Picking at the Pieces

Tuesday was challenging because one of the hardest things in life for me is facing death. When I stood at Bob's bedside Easter Sunday morning, I was instantly a just-turned 17-year-old girl standing at my father's bedside. My dad was not a big man physically, but he was the world's largest man to me because he cared about me. I was his little princess, a portrait of a difficult child that few shared with my daddy. I had issues, and I had them with my dad, but his death ended my life in far too many ways. I made many bad choices after daddy died, but I've always believed that we are the sum of where we've been, what we've done, as well as our regrets. I like to think I'd never about so many aspects of my life, but I know that if I were transported backward in time, I would make the same mistakes again.

My dad accused me of doing something I simply did not do, when friends invited me to dinner, followed by a school event, and then a sleep-over at a neighbor's home. I had few friends because, quite simply, I had no idea how to be a friend. My mother isolated herself from other people, from going places/doing things, to protect her from reliving her past -- and, in many ways, I followed suit. Not good/not bad/just is. No one knows how excited I was to be celebrating my 17th birthday with the neighborhood girls, the first time in my life that I had stepped away from the isolation of my family life and experienced what it was like to be one of the girls. We followed all the rules because I've always followed all the rules, but my dad checked up on us. Rather than knocking on the door, he walked over to Ellen's home for a looksee and came to his own erroneous conclusion.

When I came back home the next morning from my special celebration, my father, who was my protector, attacked me with wild accusations and harsh punishments. Typically, I screamed back at him, used to this kind of verbal abuse from my mother, but unable to handle it from my father. No one knew that he was very ill on that day, but two weeks later, he went into the hospital and he died a mere 6 week's after my 17th birthday. No, we never got past the horror of the birthday party because there simply was no time to do so, but I stood at his bedside the night before he died -- and wished that I had never gone there and/or seen that. It haunts me to this day that "that" was my father.

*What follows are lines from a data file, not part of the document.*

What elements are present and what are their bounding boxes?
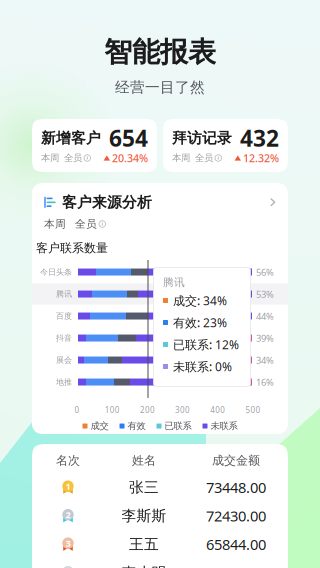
- staticText: 73448.00: [206, 478, 266, 497]
- button[interactable]: 拜访记录: [163, 119, 288, 172]
- staticText: 经营一目了然: [115, 78, 205, 96]
- staticText: 2: [66, 508, 70, 521]
- button[interactable]: 4: [40, 558, 280, 568]
- staticText: 400: [210, 405, 225, 415]
- staticText: 34%: [256, 354, 274, 366]
- staticText: 34%: [203, 292, 227, 308]
- staticText: 44%: [256, 310, 274, 322]
- staticText: 客户来源分析: [62, 193, 152, 211]
- button[interactable]: 新增客户: [32, 119, 157, 172]
- staticText: 新增客户: [41, 129, 101, 147]
- staticText: 成交:: [173, 292, 200, 308]
- button[interactable]: 客户来源分析: [44, 191, 276, 213]
- staticText: 成交金额: [212, 453, 260, 468]
- staticText: 500: [246, 405, 260, 415]
- staticText: 张三: [129, 478, 159, 496]
- staticText: 4: [66, 566, 70, 568]
- button[interactable]: 2: [40, 502, 280, 530]
- staticText: 今日头条: [40, 267, 72, 277]
- staticText: 智能报表: [104, 35, 216, 69]
- staticText: 李小明: [122, 564, 166, 568]
- staticText: 王五: [129, 535, 159, 553]
- staticText: 300: [175, 405, 190, 415]
- staticText: 23%: [203, 314, 227, 330]
- staticText: 李斯斯: [122, 507, 166, 525]
- staticText: 腾讯: [56, 289, 72, 299]
- staticText: 本周: [44, 218, 66, 231]
- staticText: 全员: [75, 218, 97, 231]
- staticText: 654: [109, 123, 148, 153]
- staticText: 客户联系数量: [36, 241, 108, 255]
- staticText: 已联系: [164, 420, 192, 432]
- staticText: 200: [140, 405, 155, 415]
- staticText: 12%: [215, 336, 239, 352]
- staticText: 56%: [256, 266, 274, 278]
- staticText: 拜访记录: [172, 129, 232, 147]
- staticText: 百度: [56, 311, 72, 321]
- staticText: 全员: [195, 152, 213, 164]
- staticText: 全员: [64, 152, 82, 164]
- staticText: 12.32%: [243, 151, 279, 165]
- staticText: 展会: [56, 355, 72, 365]
- staticText: 53%: [256, 288, 274, 300]
- staticText: 成交: [90, 420, 108, 432]
- staticText: 432: [240, 123, 279, 153]
- staticText: 0%: [215, 358, 232, 374]
- staticText: 3: [66, 537, 70, 549]
- staticText: 1: [66, 480, 70, 492]
- button[interactable]: 1: [40, 473, 280, 502]
- staticText: 72430.00: [206, 506, 266, 526]
- staticText: 39%: [256, 332, 274, 344]
- staticText: 有效:: [173, 314, 200, 330]
- staticText: 未联系:: [173, 358, 212, 374]
- staticText: 65844.00: [206, 534, 266, 554]
- staticText: 地推: [56, 377, 72, 387]
- staticText: 16%: [256, 376, 274, 388]
- staticText: 腾讯: [163, 276, 185, 289]
- staticText: 0: [74, 405, 80, 415]
- staticText: 有效: [128, 420, 146, 432]
- staticText: 本周: [41, 152, 59, 164]
- staticText: 20.34%: [112, 151, 148, 165]
- staticText: 抖音: [56, 333, 72, 343]
- staticText: 已联系:: [173, 336, 212, 352]
- staticText: 未联系: [210, 420, 238, 432]
- staticText: 100: [105, 405, 120, 415]
- staticText: 名次: [56, 453, 80, 468]
- button[interactable]: 3: [40, 530, 280, 558]
- staticText: 姓名: [132, 453, 156, 468]
- staticText: 本周: [172, 152, 190, 164]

Easter Sunday morning, I made myself go to the hospital and say goodbye to Bob because I've never been able to do that since I stood at my father's bedside and prayed that he would come back home so I could again be "daddy's little girl." It didn't happen, of course, because he was no longer daddy, but the barely breathing remains of his earthly form. I shut down church because no one could tell me why my father had to die when I had a long list of other candidates for that eternal punishment, including my own mother. My family imploded because we were not allowed to talk about it, nor to attend his graveside service. My job was to take the younger children home and get the house ready for people who would stop by after the funeral. I finally went to my father's grave, with my own children, but I think I had already celebrated my 45th birthday before that happened.

When another dear friend's husband died, I went to the hospital until almost the last day, but it was so hard to see him as I had seen my father. He was not the man I knew, and I did not want the memory of his last days to be my memory of all our days, as it was with my father. I was there for him, as well as my friend, but I did not go to his funeral because I didn't know how to do that. He was a good man and I wanted to be there, but my friend told me it was okay not to participate in the funeral. I didn't know how much I hurt her when I could not stand with her that day until only a few years' ago, so I now know how much she cared about me to support me during her time of intense, personal, devastating loss.

Bob's wife asked for some alone time, and I honor her wishes, but today, I'm not calling ahead to ask permission. I don't want her to tell me a decade later how much I hurt her by not showing up when she needed me to be there. My instinct is to run like hell away from anyone's grief, but most especially my own, but if we're going to cry, we're going to share our tears together, out in the open. I'll never be good at this, but I'm going to be better at doing it anyway.

Death is a natural part of life, but when we treat it as unspeakable, undoable, unacceptable, it changes our life forever. I do not fear death, but I do fear showing my pain at the loss of loved ones. I want to be strong, I want to somehow make it all better, but that's not my job. Today, I'm just going to take the cookies I baked this morning and go say hi to my friend, if only for a minute today, but forever if she wants me to be there with her.